Some argue that people with ADHD actually have higher IQs than people that don’t. Others are calling it an “Entrepreneur’s Superpower”. Bill Gates, Britney Spears, Michael Jordan and Albert Einstein are some of the successful CEOs and famous people that are said to have ADHD.
Does everyone have ADHD?
Although it may seem like it in 2018, the answer is no. A lot of people wrongly think that everyone suffers from ADHD and that it’s just part of our busy life. After all, who doesn’t feel overwhelmed, stressed out, restless and distracted? In today’s busy world, it’s easy to feel the same symptoms as a person with ADHD. We’re working harder. We have more tasks and responsibilities.

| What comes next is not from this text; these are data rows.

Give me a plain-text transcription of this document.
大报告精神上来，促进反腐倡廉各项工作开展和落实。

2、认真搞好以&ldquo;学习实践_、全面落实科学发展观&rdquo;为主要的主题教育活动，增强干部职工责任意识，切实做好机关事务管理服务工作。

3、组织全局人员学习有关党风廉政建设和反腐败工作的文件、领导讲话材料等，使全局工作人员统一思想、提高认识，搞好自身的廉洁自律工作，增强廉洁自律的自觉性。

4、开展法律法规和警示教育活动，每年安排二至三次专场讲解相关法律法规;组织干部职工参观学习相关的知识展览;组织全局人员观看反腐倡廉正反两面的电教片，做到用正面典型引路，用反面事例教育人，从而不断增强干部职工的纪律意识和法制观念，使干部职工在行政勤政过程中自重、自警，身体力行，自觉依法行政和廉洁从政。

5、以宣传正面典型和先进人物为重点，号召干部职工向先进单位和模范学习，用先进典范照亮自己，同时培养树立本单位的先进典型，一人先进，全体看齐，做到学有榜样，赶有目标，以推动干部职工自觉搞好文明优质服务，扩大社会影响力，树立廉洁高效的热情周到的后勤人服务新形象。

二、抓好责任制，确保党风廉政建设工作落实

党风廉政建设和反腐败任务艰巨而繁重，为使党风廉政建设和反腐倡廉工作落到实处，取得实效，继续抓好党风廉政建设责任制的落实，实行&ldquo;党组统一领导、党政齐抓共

But this is merely a glimpse of what it feels like to have real ADHD. Multitasking and balancing life is stressful. People without it will be able to stop these feelings with a vacation or an escape of some sort. Those with ADHD, however, never escape from these feelings. They are constant. For them, even sitting on a beach with nothing to worry about may bring about feeling completely restless, bored, worried and lost.
ADHD is 100% real. So much so that people can die in severe cases, if left untreated. These people will self-medicate with drugs or alcohol. They might get into car accidents. They might even commit suicide because it all got a bit too much. ADHD is a disorder, and that means without treatment, people with it cannot cope in their daily lives.
There are plenty of treatment options for both children and adults. Many will need medication but it is not necessary in all cases, and it can often be controlled with better nutrition, behavior therapy, brain-training programs, mindfulness, better sleep, social skills training and more. Assessing children and adults individually is a good idea before deciding to take the medication route. The most important thing is to get a diagnosis and actively seek the right treatment plan.